Dudo que haya países en el mundo de un mayor inmovilismo electoral. Desde luego el de España es proverbial. Hace cuatro años Luis Fernando Cartagena dimitió como conseller de Obras Públicas tras ser encausado por un presunto delito de fraude a la Hacienda Pública. Inmediatamente la oposición exigió explicaciones en las Cortes al presidente del Gobierno valenciano, Eduardo Zaplana. Desde entonces todavía está esperando. Y aún hoy, cuando, como resultado de otro proceso judicial, el exconsejero ha sido condenado a cuatro años de prisión por llevarse los dineros de un centro benéfico gestionado por unas monjas, Eduardo Zaplana sigue negándose a asumir mínimamente su responsabilidad política, como demostró ayer mismo cuando, desde el balcón del Ayuntamiento, intentó despejar a córner las preguntas de los informadores. Sin embargo, lo verdaderamente relevante es que en estos cuatro años transcurridos desde que Cartagena se vio obligado a dejar el Gobierno valenciano, ha habido de por medio unas elecciones en las que su partido y el de Zaplana, lejos de sufrir algún castigo del electorado por el escándalo, se ha reforzado en las urnas y ha conseguido la mayoría absoluta.

Y si cito el caso Cartagena es porque de nuevo vuelve a ser de estricta actualidad, no porque el asunto del inmovilismo electoral sea privativo de la política valenciana. Ni mucho menos, esa especie de conservadurismo electoral aún es más patente en otras comunidades autónomas, como la catalana, la extremeña, la andaluza y la gallega, en las cuales, en estos veinticinco años de elecciones democráticas, apenas se han producido variaciones en sus respectivos arcos parlamentarios.

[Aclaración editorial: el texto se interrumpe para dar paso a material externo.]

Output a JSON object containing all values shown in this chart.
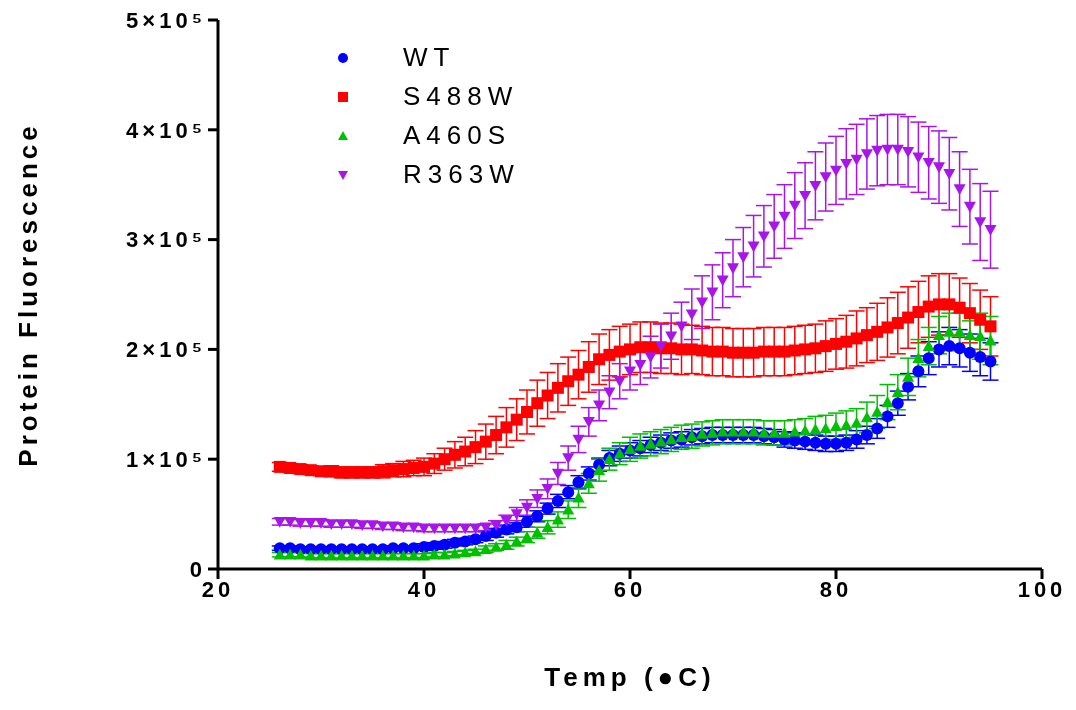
{
  "chart_data": {
    "type": "scatter",
    "xlabel": "Temp (●C)",
    "ylabel": "Protein Fluorescence",
    "xlim": [
      20,
      100
    ],
    "xticks": [
      20,
      40,
      60,
      80,
      100
    ],
    "ylim": [
      0,
      500000
    ],
    "yticks": [
      0,
      {
        "value": 100000,
        "label": "1×10⁵"
      },
      {
        "value": 200000,
        "label": "2×10⁵"
      },
      {
        "value": 300000,
        "label": "3×10⁵"
      },
      {
        "value": 400000,
        "label": "4×10⁵"
      },
      {
        "value": 500000,
        "label": "5×10⁵"
      }
    ],
    "grid": false,
    "legend": "top left",
    "x": [
      26,
      27,
      28,
      29,
      30,
      31,
      32,
      33,
      34,
      35,
      36,
      37,
      38,
      39,
      40,
      41,
      42,
      43,
      44,
      45,
      46,
      47,
      48,
      49,
      50,
      51,
      52,
      53,
      54,
      55,
      56,
      57,
      58,
      59,
      60,
      61,
      62,
      63,
      64,
      65,
      66,
      67,
      68,
      69,
      70,
      71,
      72,
      73,
      74,
      75,
      76,
      77,
      78,
      79,
      80,
      81,
      82,
      83,
      84,
      85,
      86,
      87,
      88,
      89,
      90,
      91,
      92,
      93,
      94,
      95
    ],
    "series": [
      {
        "name": "WT",
        "color": "#0000ff",
        "marker": "circle",
        "values": [
          19000,
          19000,
          18000,
          18000,
          18000,
          18000,
          18000,
          18000,
          18000,
          18000,
          18000,
          19000,
          19000,
          19000,
          20000,
          21000,
          22000,
          24000,
          25000,
          27000,
          30000,
          33000,
          36000,
          38000,
          43000,
          48000,
          55000,
          62000,
          70000,
          79000,
          87000,
          95000,
          101000,
          105000,
          108000,
          110000,
          113000,
          115000,
          117000,
          118000,
          120000,
          121000,
          122000,
          122000,
          122000,
          122000,
          122000,
          121000,
          120000,
          118000,
          117000,
          116000,
          115000,
          114000,
          114000,
          115000,
          118000,
          122000,
          128000,
          139000,
          151000,
          166000,
          180000,
          192000,
          200000,
          203000,
          201000,
          197000,
          193000,
          189000
        ],
        "errors": [
          2000,
          2000,
          2000,
          2000,
          2000,
          2000,
          2000,
          2000,
          2000,
          2000,
          2000,
          2000,
          2000,
          2000,
          3000,
          3000,
          3000,
          3000,
          3000,
          3000,
          4000,
          4000,
          4000,
          4000,
          5000,
          5000,
          5000,
          6000,
          6000,
          6000,
          6000,
          6000,
          7000,
          7000,
          7000,
          7000,
          7000,
          7000,
          7000,
          7000,
          7000,
          7000,
          7000,
          7000,
          7000,
          7000,
          7000,
          7000,
          7000,
          7000,
          7000,
          7000,
          7000,
          7000,
          7000,
          7000,
          8000,
          8000,
          9000,
          10000,
          11000,
          12000,
          14000,
          15000,
          16000,
          17000,
          17000,
          17000,
          17000,
          17000
        ]
      },
      {
        "name": "S488W",
        "color": "#ff0000",
        "marker": "square",
        "values": [
          93000,
          92000,
          91000,
          90000,
          89000,
          89000,
          88000,
          88000,
          88000,
          88000,
          89000,
          90000,
          91000,
          92000,
          93000,
          96000,
          100000,
          104000,
          107000,
          111000,
          116000,
          122000,
          129000,
          136000,
          143000,
          151000,
          158000,
          165000,
          171000,
          177000,
          184000,
          191000,
          195000,
          198000,
          200000,
          202000,
          202000,
          201000,
          201000,
          200000,
          200000,
          199000,
          198000,
          198000,
          197000,
          197000,
          197000,
          198000,
          198000,
          198000,
          199000,
          200000,
          201000,
          203000,
          205000,
          207000,
          210000,
          213000,
          216000,
          220000,
          224000,
          229000,
          234000,
          239000,
          241000,
          241000,
          238000,
          233000,
          227000,
          221000
        ],
        "errors": [
          4000,
          4000,
          4000,
          4000,
          4000,
          5000,
          5000,
          5000,
          5000,
          5000,
          6000,
          6000,
          7000,
          7000,
          8000,
          9000,
          10000,
          12000,
          13000,
          15000,
          16000,
          17000,
          18000,
          19000,
          20000,
          21000,
          21000,
          22000,
          22000,
          22000,
          23000,
          23000,
          23000,
          23000,
          23000,
          23000,
          23000,
          23000,
          23000,
          23000,
          22000,
          22000,
          22000,
          22000,
          22000,
          22000,
          22000,
          22000,
          22000,
          22000,
          22000,
          22000,
          22000,
          23000,
          23000,
          24000,
          25000,
          25000,
          26000,
          27000,
          28000,
          28000,
          28000,
          28000,
          28000,
          28000,
          27000,
          27000,
          27000,
          27000
        ]
      },
      {
        "name": "A460S",
        "color": "#00c000",
        "marker": "triangle",
        "values": [
          13000,
          13000,
          13000,
          12000,
          12000,
          12000,
          12000,
          12000,
          12000,
          12000,
          12000,
          12000,
          12000,
          12000,
          12000,
          13000,
          13000,
          14000,
          15000,
          16000,
          18000,
          20000,
          22000,
          25000,
          29000,
          33000,
          38000,
          45000,
          54000,
          65000,
          78000,
          90000,
          100000,
          105000,
          109000,
          112000,
          114000,
          116000,
          118000,
          120000,
          121000,
          123000,
          124000,
          125000,
          125000,
          125000,
          125000,
          124000,
          124000,
          124000,
          125000,
          126000,
          127000,
          128000,
          130000,
          131000,
          133000,
          138000,
          143000,
          152000,
          161000,
          175000,
          192000,
          203000,
          213000,
          216000,
          216000,
          213000,
          212000,
          208000
        ],
        "errors": [
          2000,
          2000,
          2000,
          2000,
          2000,
          2000,
          2000,
          2000,
          2000,
          2000,
          2000,
          2000,
          2000,
          2000,
          2000,
          2000,
          2000,
          2000,
          2000,
          2000,
          3000,
          3000,
          4000,
          4000,
          5000,
          5000,
          6000,
          7000,
          8000,
          9000,
          9000,
          10000,
          10000,
          10000,
          11000,
          11000,
          11000,
          11000,
          11000,
          11000,
          11000,
          11000,
          11000,
          11000,
          11000,
          11000,
          11000,
          11000,
          11000,
          11000,
          11000,
          11000,
          12000,
          12000,
          12000,
          13000,
          13000,
          14000,
          15000,
          16000,
          16000,
          17000,
          17000,
          17000,
          17000,
          17000,
          17000,
          13000,
          21000,
          22000
        ]
      },
      {
        "name": "R363W",
        "color": "#a815e8",
        "marker": "triangle-down",
        "values": [
          43000,
          43000,
          42000,
          42000,
          42000,
          41000,
          41000,
          41000,
          40000,
          40000,
          39000,
          39000,
          38000,
          38000,
          37000,
          37000,
          37000,
          37000,
          37000,
          37000,
          38000,
          40000,
          44000,
          50000,
          56000,
          64000,
          73000,
          87000,
          101000,
          118000,
          134000,
          149000,
          161000,
          171000,
          180000,
          186000,
          193000,
          203000,
          212000,
          221000,
          232000,
          243000,
          252000,
          263000,
          274000,
          284000,
          294000,
          303000,
          312000,
          321000,
          331000,
          340000,
          349000,
          357000,
          363000,
          369000,
          373000,
          378000,
          381000,
          382000,
          382000,
          380000,
          375000,
          370000,
          366000,
          360000,
          346000,
          330000,
          316000,
          309000
        ],
        "errors": [
          3000,
          3000,
          3000,
          3000,
          3000,
          3000,
          3000,
          3000,
          3000,
          3000,
          3000,
          3000,
          3000,
          3000,
          3000,
          3000,
          3000,
          3000,
          3000,
          3000,
          3000,
          4000,
          5000,
          6000,
          7000,
          8000,
          9000,
          10000,
          11000,
          12000,
          13000,
          14000,
          15000,
          16000,
          17000,
          18000,
          19000,
          20000,
          21000,
          22000,
          23000,
          24000,
          25000,
          25000,
          26000,
          27000,
          28000,
          28000,
          29000,
          29000,
          30000,
          30000,
          31000,
          31000,
          31000,
          32000,
          32000,
          32000,
          32000,
          32000,
          32000,
          32000,
          32000,
          33000,
          33000,
          33000,
          34000,
          34000,
          35000,
          35000
        ]
      }
    ]
  }
}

Parecería como si desde el franquismo, tal vez como una herencia suya, el cuerpo electoral padeciera un terror extremo al cambio de Gobierno, de forma que éste solo se produciría en situaciones de extraordinaria gravedad. Empezando por el propio fin del franquismo y la ensalzada transición, que no se produjeron, conviene recordarlo, sino después de que el dictador muriera de viejo. Y en esas circunstancias, en las primeras elecciones democráticas triunfó el partido del Gobierno de Adolfo Suárez, que previamente había accedido al control del Ejecutivo por designación Real. En los años siguientes el cambio político no llegó sino tras el trauma que significó el golpe de Estado del 23 de febrero, de forma que de nuevo tuvo que haber una gran crisis del Estado, para que se produjera el vuelco electoral y el consiguiente cambio de Gobierno. El largo período de gobiernos socialistas gozó también de esa inercia electoral y sólo se produjo el cambio de signo político cuando a la podredumbre del aparato del Estado, que había alcanzado niveles que cuestionaban la legitimidad del propio sistema, se unió la crisis económica.

Así las cosas, el miedo al cambio, la enquistada cultura del franquismo, permite que los errores y vicios se vayan acumulando en los gobiernos de turno hasta alcanzar proporciones de desastre. La perspectiva, por tanto, no puede ser más sombría: el cambio de ciclo político sólo llegará tras una gran tragedia social o económica. Mientras tanto y ante la deserción ciudadana, los gobernantes, aunque les pillen con el dinero de las monjas, pueden seguir presumiendo de tener la conciencia tranquila: no la usan.